The US Senate is once again discussing cryptocurrency and decentralized finance (DeFi) regulation, proposing a new bill. Participants in the crypto market express concerns about lawmakers' approach to this topic.
DEF's Position in Response to the Bill
This week, the Decentralized Finance education fund (DEF), backed by major crypto players such as a16z Crypto and Uniswap Labs, submitted a response to the Senate Banking Committee. The group is not opposing DeFi regulation but insists that decentralized developers should not be treated like central banks.
The Difference Between DeFi and Traditional Financial Institutions
The biggest concern is that lawmakers do not fully understand the difference between DeFi and traditional finance. DEF argues that developers who write open-source code for decentralized protocols should not be placed on the same level as financial companies handling customer funds. The group urges the Senate to adopt four key principles to ensure adequate regulation.

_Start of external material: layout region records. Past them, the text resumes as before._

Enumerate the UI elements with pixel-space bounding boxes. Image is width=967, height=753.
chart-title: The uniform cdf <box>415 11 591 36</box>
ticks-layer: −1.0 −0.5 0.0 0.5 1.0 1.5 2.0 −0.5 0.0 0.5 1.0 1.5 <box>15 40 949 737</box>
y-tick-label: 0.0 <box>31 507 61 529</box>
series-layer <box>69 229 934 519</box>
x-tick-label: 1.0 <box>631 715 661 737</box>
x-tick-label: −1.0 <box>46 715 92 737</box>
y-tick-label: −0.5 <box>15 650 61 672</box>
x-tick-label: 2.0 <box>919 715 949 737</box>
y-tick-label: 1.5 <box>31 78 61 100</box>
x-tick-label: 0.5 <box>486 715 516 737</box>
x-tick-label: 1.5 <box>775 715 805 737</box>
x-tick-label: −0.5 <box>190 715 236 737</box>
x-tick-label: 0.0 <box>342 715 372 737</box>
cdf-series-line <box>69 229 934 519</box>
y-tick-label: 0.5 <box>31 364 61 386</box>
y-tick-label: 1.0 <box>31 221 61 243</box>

State-level Regulation Issues
The issue of state-level law also creates problems. Currently, DeFi regulation varies from state to state, opening the door for large financial institutions to target projects by supporting stricter enforcement in states where it benefits them. DEF insists that federal law should override state rules for creating a clear and consistent national standard.
The Senate Banking Committee has welcomed DEF's feedback, but whether this will lead to real changes in the bill remains to be seen in the coming weeks. How the US handles DeFi regulation this year will shape the industry's future for years to come.